At the same time, globalised capitalism has been undermining its own foundations. Capitalism and colonialism have always been exploitative, but now people on all continents are being overworked, under-rewarded and subtly or blatantly poisoned, and many of the Earth’s natural systems are now so abused as to be threatened at the planetary level.
This global capitalist experiment cannot continue for much longer. The only question is whether its end will be triggered by finance, politics or ecology. Probably all three factors will play their roles, but the destruction of the World Trade Center may come to be seen as marking the beginning of the endgame of global capitalism.
The elites of capitalism will not yield power quietly. Already they are showing signs of alarm. They do not comprehend the forces that are rising against them, and they are responding in their usual way, with violence and the beginnings of repression. Unfortunately they have the power to inflict a much greater level of harm. However the more power they deploy, the more they will undermine their political legitimacy.

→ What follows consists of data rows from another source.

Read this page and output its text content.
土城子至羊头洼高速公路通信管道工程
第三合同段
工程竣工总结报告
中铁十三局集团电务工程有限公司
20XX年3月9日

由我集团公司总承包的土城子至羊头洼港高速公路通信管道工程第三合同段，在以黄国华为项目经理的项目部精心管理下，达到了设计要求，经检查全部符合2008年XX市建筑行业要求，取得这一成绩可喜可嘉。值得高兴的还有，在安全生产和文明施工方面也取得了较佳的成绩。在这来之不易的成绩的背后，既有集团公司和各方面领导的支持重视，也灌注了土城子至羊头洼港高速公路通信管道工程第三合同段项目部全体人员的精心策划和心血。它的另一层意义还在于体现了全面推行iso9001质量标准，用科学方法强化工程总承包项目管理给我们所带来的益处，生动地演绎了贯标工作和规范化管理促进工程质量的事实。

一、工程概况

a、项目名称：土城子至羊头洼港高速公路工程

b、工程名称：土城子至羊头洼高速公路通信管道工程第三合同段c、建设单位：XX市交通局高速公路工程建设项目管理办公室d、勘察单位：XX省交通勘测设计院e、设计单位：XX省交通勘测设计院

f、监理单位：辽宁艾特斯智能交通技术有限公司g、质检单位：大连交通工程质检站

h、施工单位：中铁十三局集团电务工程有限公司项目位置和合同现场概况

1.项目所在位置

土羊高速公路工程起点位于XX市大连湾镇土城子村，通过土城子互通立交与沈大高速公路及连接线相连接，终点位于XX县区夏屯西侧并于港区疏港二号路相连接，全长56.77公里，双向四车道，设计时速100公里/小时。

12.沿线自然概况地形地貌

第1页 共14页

The Vietnam war was lost in the U.S. as much as in the jungles of Vietnam. Eventually the war became politically unsustainable, and the invaders withdrew. Many deep cultural changes were instigated during this period of domestic rebellion. Many young people saw through the façade of democracy and freedom, and glimpsed the sordid underlying reality of greed and power. The power elites of the West survived the Vietnam war, but seeds of change were planted and they have since been flourishing quietly in the hearts of millions of people.

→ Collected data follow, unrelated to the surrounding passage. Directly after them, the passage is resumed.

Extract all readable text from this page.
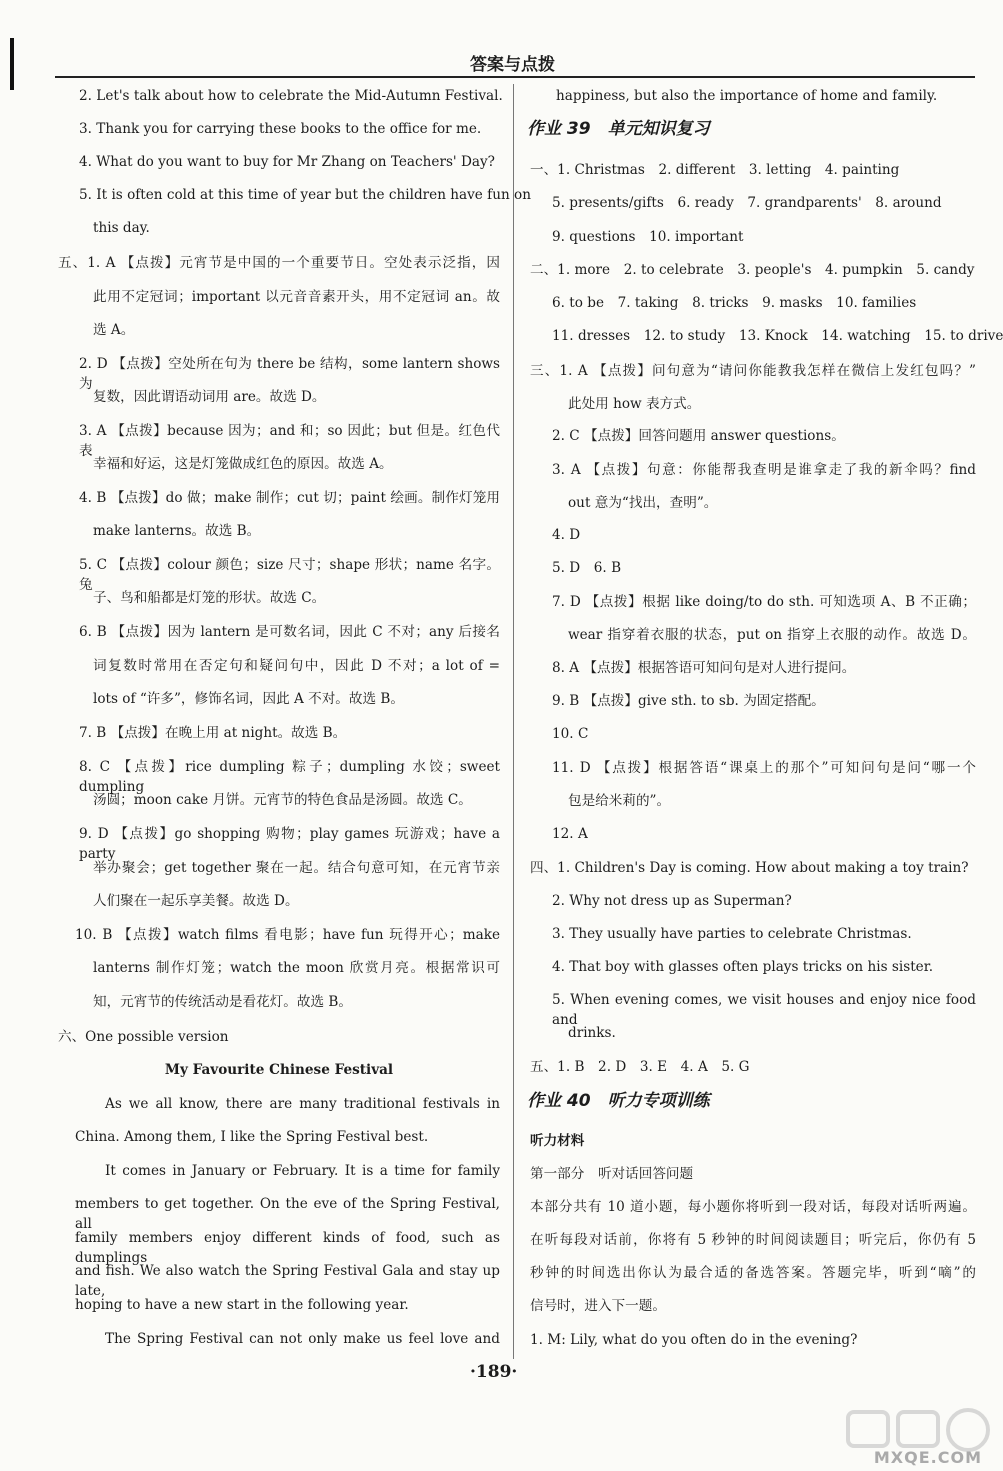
答案与点拨
2. Let's talk about how to celebrate the Mid-Autumn Festival.
3. Thank you for carrying these books to the office for me.
4. What do you want to buy for Mr Zhang on Teachers' Day?
5. It is often cold at this time of year but the children have fun on
this day.
五、1. A 【点拨】元宵节是中国的一个重要节日。空处表示泛指，因
此用不定冠词；important 以元音音素开头，用不定冠词 an。故
选 A。
2. D 【点拨】空处所在句为 there be 结构，some lantern shows 为
复数，因此谓语动词用 are。故选 D。
3. A 【点拨】because 因为；and 和；so 因此；but 但是。红色代表
幸福和好运，这是灯笼做成红色的原因。故选 A。
4. B 【点拨】do 做；make 制作；cut 切；paint 绘画。制作灯笼用
make lanterns。故选 B。
5. C 【点拨】colour 颜色；size 尺寸；shape 形状；name 名字。兔
子、鸟和船都是灯笼的形状。故选 C。
6. B 【点拨】因为 lantern 是可数名词，因此 C 不对；any 后接名
词复数时常用在否定句和疑问句中，因此 D 不对；a lot of =
lots of “许多”，修饰名词，因此 A 不对。故选 B。
7. B 【点拨】在晚上用 at night。故选 B。
8. C 【点拨】rice dumpling 粽子；dumpling 水饺；sweet dumpling
汤圆；moon cake 月饼。元宵节的特色食品是汤圆。故选 C。
9. D 【点拨】go shopping 购物；play games 玩游戏；have a party
举办聚会；get together 聚在一起。结合句意可知，在元宵节亲
人们聚在一起乐享美餐。故选 D。
10. B 【点拨】watch films 看电影；have fun 玩得开心；make
lanterns 制作灯笼；watch the moon 欣赏月亮。根据常识可
知，元宵节的传统活动是看花灯。故选 B。
六、One possible version
My Favourite Chinese Festival
As we all know, there are many traditional festivals in
China. Among them, I like the Spring Festival best.
It comes in January or February. It is a time for family
members to get together. On the eve of the Spring Festival, all
family members enjoy different kinds of food, such as dumplings
and fish. We also watch the Spring Festival Gala and stay up late,
hoping to have a new start in the following year.
The Spring Festival can not only make us feel love and
happiness, but also the importance of home and family.
作业 39　单元知识复习
一、1. Christmas　2. different　3. letting　4. painting
5. presents/gifts　6. ready　7. grandparents'　8. around
9. questions　10. important
二、1. more　2. to celebrate　3. people's　4. pumpkin　5. candy
6. to be　7. taking　8. tricks　9. masks　10. families
11. dresses　12. to study　13. Knock　14. watching　15. to drive
三、1. A 【点拨】问句意为“请问你能教我怎样在微信上发红包吗？”
此处用 how 表方式。
2. C 【点拨】回答问题用 answer questions。
3. A 【点拨】句意：你能帮我查明是谁拿走了我的新伞吗？find
out 意为“找出，查明”。
4. D
5. D　6. B
7. D 【点拨】根据 like doing/to do sth. 可知选项 A、B 不正确；
wear 指穿着衣服的状态，put on 指穿上衣服的动作。故选 D。
8. A 【点拨】根据答语可知问句是对人进行提问。
9. B 【点拨】give sth. to sb. 为固定搭配。
10. C
11. D 【点拨】根据答语“课桌上的那个”可知问句是问“哪一个
包是给米莉的”。
12. A
四、1. Children's Day is coming. How about making a toy train?
2. Why not dress up as Superman?
3. They usually have parties to celebrate Christmas.
4. That boy with glasses often plays tricks on his sister.
5. When evening comes, we visit houses and enjoy nice food and
drinks.
五、1. B　2. D　3. E　4. A　5. G
作业 40　听力专项训练
听力材料
第一部分　听对话回答问题
本部分共有 10 道小题，每小题你将听到一段对话，每段对话听两遍。
在听每段对话前，你将有 5 秒钟的时间阅读题目；听完后，你仍有 5
秒钟的时间选出你认为最合适的备选答案。答题完毕，听到“嘀”的
信号时，进入下一题。
1. M: Lily, what do you often do in the evening?
·189·
MXQE.COM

Even so, many Americans remain very ignorant of the world, through inclination, systematic omissions by media and politicians, and just because a big, powerful country doesn’t have to pay much attention to what others are up to. They are genuinely bewildered by what seems to be a bolt from the blue. However they are now paying attention.
Perhaps the brutal truth will permeate faster than it did in the Vietnam years. A substantial minority of Americans is well aware of what is done in its name. In fact a recent book reports that a majority of Americans believes that they must soon change the way they live, so as not to leave an impoverished and degraded world to their children. These people have not yet realised how many like-minded friends they have, because the media are busy propagating other, mythical, stories.
We must hope that people soon will withdraw their support for our present unsustainable system. The sooner we do so, the less destruction and misery will be inflicted on this long-suffering world, and the sooner we can start to build resilient, unthreatening, sustainable ways of life. This will require us to localise and diversify our economic and political systems, and to make our economies once again subservient to human values. As we do so, we will become safer from each other.